- Udsar Location in Rajasthan, India Udsar Udsar (India)
- Coordinates: 27°42′50″N 73°43′03″E﻿ / ﻿27.7139°N 73.7174°E
- Country: India
- State: Rajasthan
- District: Bikaner
- Sub-District: Jasrasar

Government
- • Type: Panchayati Raj
- • Body: Gram Panchayat

Area
- • Total: 23.16 km^{2} (8.94 sq mi)

Population (2011)
- • Total: 2,404

Language
- • Official Language: Hindi
- Time zone: UTC+5:30 (IST)
- PIN: 334802
- Vehicle registration: RJ-50, RJ-07

= Udsar =

Village in Rajasthan, India

Udsar is a village in Jasrasar Tehsil within the Bikaner district of the Indian state of Rajasthan.

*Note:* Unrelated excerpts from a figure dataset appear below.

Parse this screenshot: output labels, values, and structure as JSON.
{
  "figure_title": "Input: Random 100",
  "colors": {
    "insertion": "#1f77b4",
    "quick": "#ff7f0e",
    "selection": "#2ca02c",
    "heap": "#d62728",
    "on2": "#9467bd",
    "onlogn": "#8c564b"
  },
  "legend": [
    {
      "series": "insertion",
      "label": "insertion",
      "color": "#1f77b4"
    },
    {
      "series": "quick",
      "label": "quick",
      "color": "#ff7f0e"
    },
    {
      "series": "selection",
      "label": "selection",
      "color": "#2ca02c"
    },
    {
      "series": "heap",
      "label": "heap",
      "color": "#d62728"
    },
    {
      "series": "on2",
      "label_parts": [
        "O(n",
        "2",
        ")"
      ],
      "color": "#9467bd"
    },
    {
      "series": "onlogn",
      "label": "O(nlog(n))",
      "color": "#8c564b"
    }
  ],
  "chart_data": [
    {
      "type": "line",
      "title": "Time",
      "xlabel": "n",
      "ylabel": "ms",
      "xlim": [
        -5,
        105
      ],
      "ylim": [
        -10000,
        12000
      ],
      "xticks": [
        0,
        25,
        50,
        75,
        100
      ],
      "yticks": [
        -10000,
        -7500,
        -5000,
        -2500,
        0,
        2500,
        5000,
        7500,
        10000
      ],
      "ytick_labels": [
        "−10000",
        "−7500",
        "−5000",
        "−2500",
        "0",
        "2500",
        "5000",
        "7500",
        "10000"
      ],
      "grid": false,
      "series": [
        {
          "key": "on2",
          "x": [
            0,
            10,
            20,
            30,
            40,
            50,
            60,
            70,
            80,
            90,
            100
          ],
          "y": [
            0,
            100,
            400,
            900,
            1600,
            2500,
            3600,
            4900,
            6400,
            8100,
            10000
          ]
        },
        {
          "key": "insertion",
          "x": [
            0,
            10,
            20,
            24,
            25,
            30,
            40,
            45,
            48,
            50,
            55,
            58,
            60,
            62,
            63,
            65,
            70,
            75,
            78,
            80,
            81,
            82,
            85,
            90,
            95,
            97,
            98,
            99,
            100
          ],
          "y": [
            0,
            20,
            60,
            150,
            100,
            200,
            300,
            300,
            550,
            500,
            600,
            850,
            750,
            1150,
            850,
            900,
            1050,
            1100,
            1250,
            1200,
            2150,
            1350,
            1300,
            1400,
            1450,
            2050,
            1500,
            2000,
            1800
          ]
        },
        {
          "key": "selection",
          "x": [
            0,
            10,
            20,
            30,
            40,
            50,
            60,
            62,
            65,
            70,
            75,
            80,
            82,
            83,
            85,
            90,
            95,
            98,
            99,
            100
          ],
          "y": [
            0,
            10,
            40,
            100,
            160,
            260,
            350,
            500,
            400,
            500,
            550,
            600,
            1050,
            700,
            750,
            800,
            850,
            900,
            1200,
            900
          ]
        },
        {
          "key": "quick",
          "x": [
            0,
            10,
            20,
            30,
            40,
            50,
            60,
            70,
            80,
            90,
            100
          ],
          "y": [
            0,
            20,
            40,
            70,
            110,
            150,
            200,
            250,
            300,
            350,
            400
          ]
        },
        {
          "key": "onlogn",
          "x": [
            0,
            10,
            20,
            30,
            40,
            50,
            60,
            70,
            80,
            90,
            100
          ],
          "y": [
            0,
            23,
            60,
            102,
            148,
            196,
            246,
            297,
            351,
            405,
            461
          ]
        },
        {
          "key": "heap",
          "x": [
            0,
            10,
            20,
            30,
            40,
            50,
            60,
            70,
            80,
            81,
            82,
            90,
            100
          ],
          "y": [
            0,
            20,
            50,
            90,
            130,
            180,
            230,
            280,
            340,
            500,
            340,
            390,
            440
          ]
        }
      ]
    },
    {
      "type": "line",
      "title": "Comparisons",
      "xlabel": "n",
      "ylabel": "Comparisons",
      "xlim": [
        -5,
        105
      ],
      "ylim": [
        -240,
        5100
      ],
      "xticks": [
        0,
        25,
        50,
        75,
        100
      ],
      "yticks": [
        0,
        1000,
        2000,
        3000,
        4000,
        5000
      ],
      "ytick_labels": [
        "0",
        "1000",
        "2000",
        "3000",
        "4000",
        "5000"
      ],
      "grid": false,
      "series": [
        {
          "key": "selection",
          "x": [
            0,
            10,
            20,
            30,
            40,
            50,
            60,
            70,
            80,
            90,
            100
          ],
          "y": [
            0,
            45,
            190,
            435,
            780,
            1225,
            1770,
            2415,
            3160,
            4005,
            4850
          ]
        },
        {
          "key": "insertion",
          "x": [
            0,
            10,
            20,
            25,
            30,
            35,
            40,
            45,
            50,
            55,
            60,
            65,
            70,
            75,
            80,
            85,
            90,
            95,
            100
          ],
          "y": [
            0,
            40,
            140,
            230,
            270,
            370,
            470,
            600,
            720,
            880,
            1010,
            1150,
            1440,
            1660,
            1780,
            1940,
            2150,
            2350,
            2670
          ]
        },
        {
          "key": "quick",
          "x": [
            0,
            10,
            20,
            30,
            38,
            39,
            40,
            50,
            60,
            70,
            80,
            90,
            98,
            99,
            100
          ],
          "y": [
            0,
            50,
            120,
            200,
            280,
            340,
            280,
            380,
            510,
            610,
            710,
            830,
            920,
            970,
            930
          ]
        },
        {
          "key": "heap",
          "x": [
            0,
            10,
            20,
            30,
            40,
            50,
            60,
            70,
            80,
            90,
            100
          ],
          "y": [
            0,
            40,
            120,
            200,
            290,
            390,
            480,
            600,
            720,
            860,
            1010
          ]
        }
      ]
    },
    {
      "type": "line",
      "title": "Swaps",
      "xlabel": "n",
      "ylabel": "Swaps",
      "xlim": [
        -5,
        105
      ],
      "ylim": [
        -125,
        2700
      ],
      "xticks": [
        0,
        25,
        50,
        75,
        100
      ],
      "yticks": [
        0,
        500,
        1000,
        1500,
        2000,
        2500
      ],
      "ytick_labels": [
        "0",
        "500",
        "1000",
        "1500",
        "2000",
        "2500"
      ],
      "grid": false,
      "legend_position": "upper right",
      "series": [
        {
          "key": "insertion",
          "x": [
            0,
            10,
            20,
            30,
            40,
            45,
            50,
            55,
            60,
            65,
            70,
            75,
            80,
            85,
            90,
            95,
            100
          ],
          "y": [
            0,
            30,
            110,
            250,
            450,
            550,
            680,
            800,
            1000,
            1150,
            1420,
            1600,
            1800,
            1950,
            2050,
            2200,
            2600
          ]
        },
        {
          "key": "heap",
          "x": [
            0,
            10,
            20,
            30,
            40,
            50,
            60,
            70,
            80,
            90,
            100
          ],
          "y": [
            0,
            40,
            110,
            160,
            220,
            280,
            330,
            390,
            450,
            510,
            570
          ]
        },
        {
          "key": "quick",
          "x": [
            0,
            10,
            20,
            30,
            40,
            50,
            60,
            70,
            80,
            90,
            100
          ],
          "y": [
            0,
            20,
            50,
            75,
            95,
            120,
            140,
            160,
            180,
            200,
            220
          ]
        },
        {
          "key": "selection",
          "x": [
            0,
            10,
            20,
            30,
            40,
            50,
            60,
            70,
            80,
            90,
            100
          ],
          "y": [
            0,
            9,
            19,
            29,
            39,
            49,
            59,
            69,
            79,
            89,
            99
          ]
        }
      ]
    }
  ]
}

Villagers primarily rely on agriculture, with some owning their own enterprises.

==Demographics==

As per the 2011 Census, the population numbered 2,404, including 1,254 males and 1,150 females. The Literacy rate was 48.21%.

100% of the village follows Hinduism.

Bagri, a dialect of Rajsthani, is the most spoken language, although the village administration uses Hindi.

==Transport==

Udsar is near the Sikar-Nokha Highway, SH-20. The roads are in good condition. No railway services reaches the village. Inhabitants travel to Nokha or Bikaner for the train.